Supermarktchef überfiel die eigenen Läden

8.4.2014, 09:02 Uhr

Am 19. Januar 2008 versteckte er sich in einem Supermarkt in Lauf an der Pegnitz. Gegen 19.55 Uhr, kurz vor Geschäftsschluss, drehte eine Verkäuferin ihre letzte Runde. Sie bat die letzten Kunden zur Kasse und sperrte ab. Zehn Minuten später blickte sie in den Lauf eines Revolvers.

Der Täter trug einen blauen Overall mit Kapuze, dazu eine orangefarbene Skibrille. Er sprach kein Wort.  Heute ist klar: Er hatte versucht, jedes Risiko zu vermeiden und wollte nicht an seiner Stimme erkannt werden. Denn es war der Ex-Marktleiter, der mit dem Revolver drohte und mit 17.000 Euro Tageseinnahmen entkam.

70.000 Euro in der Kasse

Am 18. April 2009 schlug er in einem Verbrauchermarkt in Neustadt an der Aisch zu. Wieder war er maskiert, wieder versteckte er sich nach Ladenschluss im Geschäft, wieder drohte er mit einem Revolver. Doch diesmal versuchte er, die Verkäuferin mit ein paar knappen Sätzen einzuschüchtern – sie schrie so laut, dass er flüchtete. Damals befanden sich 70.000 Euro in der Kasse, er erbeutete nicht einen Cent. Jahrelang blieb der Täter unerkannt und die Akte unerledigt.

Doch im August 2013 wurde Rainer S. (Name geändert) plötzlich verhaftet - denn bei der Polizeiinspektion Schwabach ging ein Hinweis ein. Der Tipp kam von einer Vertrauensperson der Ermittler.

Doch was den Hinweisgeber trieb, den ehemaligen Marktleiter als Verdächtigen zu nennen, woher dessen Kenntnisse stammten - zu all diesen Fragen sagt der ermittelnde Beamte aus polizeitaktischen Gründen vor Gericht kein Wort.

DNA-Spuren am Revolver

Die Strafverteidiger Thomas Dolmány und Michael Löwe halten die Aussage des Polizisten deshalb nicht für verwertbar. Sie beanstanden, jedoch vergeblich, dass sie den Polizisten kaum befragen konnten: „Kaum haben wir eine Frage gestellt, die ihm nicht gepasst hat, hieß es, er habe keine Aussagegenehmigung“, wettert Rechtsanwalt Dolmány.

Der Angeklagte Rainer S. bestreitet die Vorwürfe.
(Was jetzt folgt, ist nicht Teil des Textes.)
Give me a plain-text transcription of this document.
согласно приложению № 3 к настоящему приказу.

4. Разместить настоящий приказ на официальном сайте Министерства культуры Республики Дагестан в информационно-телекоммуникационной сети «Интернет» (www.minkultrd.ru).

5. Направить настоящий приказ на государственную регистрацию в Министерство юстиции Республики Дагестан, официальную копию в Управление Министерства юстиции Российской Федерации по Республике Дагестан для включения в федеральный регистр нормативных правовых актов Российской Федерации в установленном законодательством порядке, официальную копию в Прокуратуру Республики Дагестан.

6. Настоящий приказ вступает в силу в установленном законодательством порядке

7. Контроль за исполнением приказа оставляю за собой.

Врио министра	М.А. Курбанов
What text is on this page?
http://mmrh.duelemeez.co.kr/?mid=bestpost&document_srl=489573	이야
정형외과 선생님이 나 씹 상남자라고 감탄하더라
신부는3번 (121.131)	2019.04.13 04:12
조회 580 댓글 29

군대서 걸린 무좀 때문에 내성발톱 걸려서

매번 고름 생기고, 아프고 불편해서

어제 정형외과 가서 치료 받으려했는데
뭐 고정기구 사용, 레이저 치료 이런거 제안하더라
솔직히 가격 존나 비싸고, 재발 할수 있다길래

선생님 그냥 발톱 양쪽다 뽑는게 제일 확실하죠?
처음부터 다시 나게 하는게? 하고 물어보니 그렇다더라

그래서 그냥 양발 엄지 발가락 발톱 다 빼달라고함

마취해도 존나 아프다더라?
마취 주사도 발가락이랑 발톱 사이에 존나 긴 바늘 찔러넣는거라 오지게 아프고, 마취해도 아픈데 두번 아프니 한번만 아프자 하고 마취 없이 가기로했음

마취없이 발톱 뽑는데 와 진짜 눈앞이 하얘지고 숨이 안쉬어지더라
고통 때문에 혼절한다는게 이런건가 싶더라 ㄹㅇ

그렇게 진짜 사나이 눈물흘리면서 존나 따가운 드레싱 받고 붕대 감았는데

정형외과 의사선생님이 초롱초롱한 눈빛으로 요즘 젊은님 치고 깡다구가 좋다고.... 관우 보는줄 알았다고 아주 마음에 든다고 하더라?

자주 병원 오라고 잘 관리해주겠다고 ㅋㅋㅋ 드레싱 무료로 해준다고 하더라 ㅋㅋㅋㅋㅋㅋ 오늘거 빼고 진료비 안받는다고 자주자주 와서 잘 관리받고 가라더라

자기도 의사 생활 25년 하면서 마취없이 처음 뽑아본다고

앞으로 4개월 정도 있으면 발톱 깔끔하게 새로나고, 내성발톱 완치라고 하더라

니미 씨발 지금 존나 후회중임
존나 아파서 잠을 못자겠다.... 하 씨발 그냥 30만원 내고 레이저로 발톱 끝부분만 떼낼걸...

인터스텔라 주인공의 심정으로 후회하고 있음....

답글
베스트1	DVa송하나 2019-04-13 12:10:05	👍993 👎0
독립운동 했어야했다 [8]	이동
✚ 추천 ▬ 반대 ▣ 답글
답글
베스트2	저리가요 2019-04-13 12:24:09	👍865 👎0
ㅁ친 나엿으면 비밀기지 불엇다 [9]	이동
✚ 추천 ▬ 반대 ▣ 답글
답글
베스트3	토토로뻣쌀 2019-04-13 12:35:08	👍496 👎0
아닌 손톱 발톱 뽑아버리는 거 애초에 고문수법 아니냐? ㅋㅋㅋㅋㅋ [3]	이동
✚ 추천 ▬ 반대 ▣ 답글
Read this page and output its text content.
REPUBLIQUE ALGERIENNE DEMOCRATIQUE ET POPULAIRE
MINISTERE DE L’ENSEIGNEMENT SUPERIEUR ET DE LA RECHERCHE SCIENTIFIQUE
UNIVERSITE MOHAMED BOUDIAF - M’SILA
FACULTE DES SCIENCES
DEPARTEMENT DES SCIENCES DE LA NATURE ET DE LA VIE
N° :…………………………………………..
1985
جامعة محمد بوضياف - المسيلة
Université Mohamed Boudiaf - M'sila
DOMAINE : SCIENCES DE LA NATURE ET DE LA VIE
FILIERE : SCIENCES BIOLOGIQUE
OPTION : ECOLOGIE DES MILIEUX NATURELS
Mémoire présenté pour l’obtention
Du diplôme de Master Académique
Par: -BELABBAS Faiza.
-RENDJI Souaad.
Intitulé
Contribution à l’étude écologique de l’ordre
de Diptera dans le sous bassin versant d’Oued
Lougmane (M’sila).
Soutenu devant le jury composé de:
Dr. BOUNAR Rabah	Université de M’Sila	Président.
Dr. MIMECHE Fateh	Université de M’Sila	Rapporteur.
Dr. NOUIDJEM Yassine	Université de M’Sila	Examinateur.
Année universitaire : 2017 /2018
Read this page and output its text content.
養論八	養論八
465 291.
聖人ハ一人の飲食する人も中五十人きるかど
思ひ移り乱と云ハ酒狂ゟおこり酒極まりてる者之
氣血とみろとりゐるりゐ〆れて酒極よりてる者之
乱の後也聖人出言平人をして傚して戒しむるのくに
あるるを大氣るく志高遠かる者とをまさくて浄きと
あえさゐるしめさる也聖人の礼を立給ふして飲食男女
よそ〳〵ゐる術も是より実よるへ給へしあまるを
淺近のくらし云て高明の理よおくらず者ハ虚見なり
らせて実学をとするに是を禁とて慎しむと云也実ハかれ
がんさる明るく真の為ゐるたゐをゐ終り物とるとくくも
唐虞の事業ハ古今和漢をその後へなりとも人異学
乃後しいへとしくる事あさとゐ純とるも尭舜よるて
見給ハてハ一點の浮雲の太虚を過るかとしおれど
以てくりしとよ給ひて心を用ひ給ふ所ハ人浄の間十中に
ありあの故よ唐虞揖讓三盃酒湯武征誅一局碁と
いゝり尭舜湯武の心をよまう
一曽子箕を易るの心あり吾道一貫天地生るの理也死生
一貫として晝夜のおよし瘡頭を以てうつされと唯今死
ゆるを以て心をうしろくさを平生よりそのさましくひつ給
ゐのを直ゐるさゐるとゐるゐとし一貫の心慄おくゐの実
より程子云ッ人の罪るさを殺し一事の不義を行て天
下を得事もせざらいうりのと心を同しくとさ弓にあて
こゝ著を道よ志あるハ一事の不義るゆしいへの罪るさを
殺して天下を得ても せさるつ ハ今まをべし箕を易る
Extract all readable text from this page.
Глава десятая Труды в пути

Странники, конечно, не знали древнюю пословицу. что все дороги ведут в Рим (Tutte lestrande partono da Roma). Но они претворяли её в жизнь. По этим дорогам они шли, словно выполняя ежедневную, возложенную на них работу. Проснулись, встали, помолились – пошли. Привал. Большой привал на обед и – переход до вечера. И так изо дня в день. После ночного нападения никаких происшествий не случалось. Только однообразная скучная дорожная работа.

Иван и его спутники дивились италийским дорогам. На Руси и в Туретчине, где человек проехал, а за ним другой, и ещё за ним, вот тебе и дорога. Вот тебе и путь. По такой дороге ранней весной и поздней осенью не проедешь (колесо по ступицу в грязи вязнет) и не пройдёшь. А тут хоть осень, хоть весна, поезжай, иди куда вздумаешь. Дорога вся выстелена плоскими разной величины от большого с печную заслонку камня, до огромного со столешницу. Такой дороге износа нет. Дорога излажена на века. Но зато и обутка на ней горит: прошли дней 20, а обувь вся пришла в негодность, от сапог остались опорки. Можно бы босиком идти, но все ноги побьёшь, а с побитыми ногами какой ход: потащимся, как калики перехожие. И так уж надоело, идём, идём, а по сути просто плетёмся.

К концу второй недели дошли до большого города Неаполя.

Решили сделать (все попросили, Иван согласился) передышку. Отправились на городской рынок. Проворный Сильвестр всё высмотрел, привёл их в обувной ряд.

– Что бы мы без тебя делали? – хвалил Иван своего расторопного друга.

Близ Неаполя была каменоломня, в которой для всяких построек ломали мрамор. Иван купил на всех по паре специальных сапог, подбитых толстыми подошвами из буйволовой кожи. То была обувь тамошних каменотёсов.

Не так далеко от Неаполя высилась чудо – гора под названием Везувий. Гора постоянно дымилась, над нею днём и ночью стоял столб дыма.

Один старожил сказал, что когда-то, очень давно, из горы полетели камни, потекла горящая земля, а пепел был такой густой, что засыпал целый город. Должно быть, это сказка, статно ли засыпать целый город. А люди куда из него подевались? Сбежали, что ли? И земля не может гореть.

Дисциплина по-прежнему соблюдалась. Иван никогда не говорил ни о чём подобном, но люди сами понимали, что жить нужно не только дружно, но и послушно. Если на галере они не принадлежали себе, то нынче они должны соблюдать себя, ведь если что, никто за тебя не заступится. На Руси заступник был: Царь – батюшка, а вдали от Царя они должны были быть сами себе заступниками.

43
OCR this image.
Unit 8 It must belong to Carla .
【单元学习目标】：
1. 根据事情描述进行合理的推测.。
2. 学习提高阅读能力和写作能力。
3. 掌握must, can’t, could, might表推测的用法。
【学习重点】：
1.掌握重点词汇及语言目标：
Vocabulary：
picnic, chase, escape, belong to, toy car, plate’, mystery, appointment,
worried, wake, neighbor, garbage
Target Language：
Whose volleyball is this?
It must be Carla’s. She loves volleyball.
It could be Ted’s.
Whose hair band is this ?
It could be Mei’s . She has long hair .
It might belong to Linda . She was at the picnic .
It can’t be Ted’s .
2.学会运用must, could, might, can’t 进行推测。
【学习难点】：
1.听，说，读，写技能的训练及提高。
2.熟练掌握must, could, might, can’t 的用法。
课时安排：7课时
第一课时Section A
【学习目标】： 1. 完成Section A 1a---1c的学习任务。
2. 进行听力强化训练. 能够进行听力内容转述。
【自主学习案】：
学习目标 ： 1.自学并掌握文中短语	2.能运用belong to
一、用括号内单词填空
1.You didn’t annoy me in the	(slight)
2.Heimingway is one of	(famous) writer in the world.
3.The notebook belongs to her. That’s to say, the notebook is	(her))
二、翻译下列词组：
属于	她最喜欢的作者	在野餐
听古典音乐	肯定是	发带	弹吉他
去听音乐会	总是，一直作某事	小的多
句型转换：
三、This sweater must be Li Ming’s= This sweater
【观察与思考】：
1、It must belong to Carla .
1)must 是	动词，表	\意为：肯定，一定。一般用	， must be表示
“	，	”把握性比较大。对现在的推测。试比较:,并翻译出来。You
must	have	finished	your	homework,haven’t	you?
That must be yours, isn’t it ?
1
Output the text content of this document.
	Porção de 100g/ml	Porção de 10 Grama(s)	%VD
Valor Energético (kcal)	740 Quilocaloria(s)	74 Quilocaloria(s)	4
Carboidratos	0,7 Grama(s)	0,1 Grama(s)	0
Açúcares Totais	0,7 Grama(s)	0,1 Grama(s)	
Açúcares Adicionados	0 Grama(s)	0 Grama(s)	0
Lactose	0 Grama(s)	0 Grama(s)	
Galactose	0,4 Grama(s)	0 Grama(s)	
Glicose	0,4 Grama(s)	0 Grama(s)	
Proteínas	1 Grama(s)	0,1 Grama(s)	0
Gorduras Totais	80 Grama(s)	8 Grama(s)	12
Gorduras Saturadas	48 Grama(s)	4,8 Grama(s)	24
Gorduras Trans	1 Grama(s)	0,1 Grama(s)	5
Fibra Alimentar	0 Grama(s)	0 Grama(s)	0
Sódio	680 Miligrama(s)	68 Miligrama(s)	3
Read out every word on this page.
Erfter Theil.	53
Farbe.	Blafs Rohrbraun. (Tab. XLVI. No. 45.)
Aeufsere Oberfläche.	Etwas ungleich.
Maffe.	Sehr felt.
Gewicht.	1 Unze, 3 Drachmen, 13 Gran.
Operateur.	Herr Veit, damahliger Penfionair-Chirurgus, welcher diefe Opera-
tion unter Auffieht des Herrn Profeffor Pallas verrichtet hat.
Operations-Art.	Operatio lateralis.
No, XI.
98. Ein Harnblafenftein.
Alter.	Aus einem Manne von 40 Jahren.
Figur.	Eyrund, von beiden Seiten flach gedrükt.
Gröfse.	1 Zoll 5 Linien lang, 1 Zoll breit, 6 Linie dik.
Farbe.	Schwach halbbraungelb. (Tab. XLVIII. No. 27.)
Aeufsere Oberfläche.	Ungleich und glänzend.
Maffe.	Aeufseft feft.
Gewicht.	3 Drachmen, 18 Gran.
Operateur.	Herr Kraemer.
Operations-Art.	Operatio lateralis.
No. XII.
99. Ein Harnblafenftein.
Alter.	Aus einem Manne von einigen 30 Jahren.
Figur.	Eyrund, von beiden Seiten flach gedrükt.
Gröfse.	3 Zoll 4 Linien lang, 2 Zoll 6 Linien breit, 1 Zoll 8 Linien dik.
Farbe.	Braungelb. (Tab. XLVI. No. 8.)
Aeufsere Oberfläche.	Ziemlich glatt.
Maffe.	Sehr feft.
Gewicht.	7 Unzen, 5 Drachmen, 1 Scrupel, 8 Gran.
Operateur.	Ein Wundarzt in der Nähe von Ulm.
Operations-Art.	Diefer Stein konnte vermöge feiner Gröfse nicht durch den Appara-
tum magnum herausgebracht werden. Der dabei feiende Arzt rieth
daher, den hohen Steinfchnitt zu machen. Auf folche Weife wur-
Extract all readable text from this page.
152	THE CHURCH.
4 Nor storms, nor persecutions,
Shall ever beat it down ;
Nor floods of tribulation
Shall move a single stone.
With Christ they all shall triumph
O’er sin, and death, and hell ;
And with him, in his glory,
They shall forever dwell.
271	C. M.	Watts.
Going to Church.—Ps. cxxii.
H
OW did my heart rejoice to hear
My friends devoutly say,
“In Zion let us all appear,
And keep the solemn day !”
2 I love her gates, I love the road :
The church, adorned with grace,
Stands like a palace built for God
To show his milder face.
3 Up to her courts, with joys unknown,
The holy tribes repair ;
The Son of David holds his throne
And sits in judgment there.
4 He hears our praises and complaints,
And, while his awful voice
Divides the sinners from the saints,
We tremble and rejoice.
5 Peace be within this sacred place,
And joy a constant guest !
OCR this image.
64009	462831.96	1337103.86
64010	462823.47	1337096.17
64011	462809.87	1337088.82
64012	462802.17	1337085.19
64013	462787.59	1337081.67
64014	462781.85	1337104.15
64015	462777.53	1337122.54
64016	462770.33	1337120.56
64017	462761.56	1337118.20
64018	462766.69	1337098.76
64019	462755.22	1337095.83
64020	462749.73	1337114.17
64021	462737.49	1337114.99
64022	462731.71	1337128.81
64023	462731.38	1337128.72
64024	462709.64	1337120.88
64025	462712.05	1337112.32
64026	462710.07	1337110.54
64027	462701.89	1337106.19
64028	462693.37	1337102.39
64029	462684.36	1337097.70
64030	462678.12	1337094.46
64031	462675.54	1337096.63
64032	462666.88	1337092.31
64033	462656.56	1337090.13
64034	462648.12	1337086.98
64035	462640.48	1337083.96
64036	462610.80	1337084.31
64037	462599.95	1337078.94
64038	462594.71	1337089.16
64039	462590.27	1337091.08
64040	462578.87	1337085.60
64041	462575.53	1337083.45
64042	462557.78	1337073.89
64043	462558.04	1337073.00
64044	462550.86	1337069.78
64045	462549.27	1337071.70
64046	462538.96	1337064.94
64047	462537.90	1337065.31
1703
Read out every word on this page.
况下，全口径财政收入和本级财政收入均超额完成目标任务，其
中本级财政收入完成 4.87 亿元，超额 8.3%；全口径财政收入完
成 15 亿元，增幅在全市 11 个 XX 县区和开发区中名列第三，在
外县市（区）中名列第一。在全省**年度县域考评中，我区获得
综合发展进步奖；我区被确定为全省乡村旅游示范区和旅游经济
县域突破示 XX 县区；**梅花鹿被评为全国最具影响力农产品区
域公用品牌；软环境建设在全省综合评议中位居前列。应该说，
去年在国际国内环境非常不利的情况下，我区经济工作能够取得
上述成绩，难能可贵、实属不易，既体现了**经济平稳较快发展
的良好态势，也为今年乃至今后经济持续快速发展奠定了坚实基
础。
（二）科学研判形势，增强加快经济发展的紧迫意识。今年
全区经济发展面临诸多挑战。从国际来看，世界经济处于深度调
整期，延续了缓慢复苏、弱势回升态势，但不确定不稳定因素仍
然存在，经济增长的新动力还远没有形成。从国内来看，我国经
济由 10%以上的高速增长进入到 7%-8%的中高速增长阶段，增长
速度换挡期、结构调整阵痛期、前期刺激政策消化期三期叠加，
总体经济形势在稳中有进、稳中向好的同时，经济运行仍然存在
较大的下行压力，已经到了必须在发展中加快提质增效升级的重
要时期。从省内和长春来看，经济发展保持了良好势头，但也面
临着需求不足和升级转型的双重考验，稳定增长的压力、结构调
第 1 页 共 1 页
Während des mehrtägigen Prozesses lag ein Ordner vor ihm auf dem Tisch, in großen roten Buchstaben hatte er „innocent“ (englisch für unschuldig) auf dessen Deckel geschrieben. Doch auf einen Freispruch hoffte er vergeblich - die 16. Strafkammer des Landgerichts Nürnberg-Fürth folgt in ihrem Urteil Anklägerin Alexandra Armbrüster und spricht S. schuldig.

Fadenscheinige Ausflüchte

In ihrem Plädoyer reiht die Staatsanwältin Indizien an Indizien – und am Ende ist die Beweiskette lückenlos: Nach den Überfällen hatte der Räuber jedesmal den Overall und den Revolver – nur wenige Meter vom Tatort entfernt - weggeworfen.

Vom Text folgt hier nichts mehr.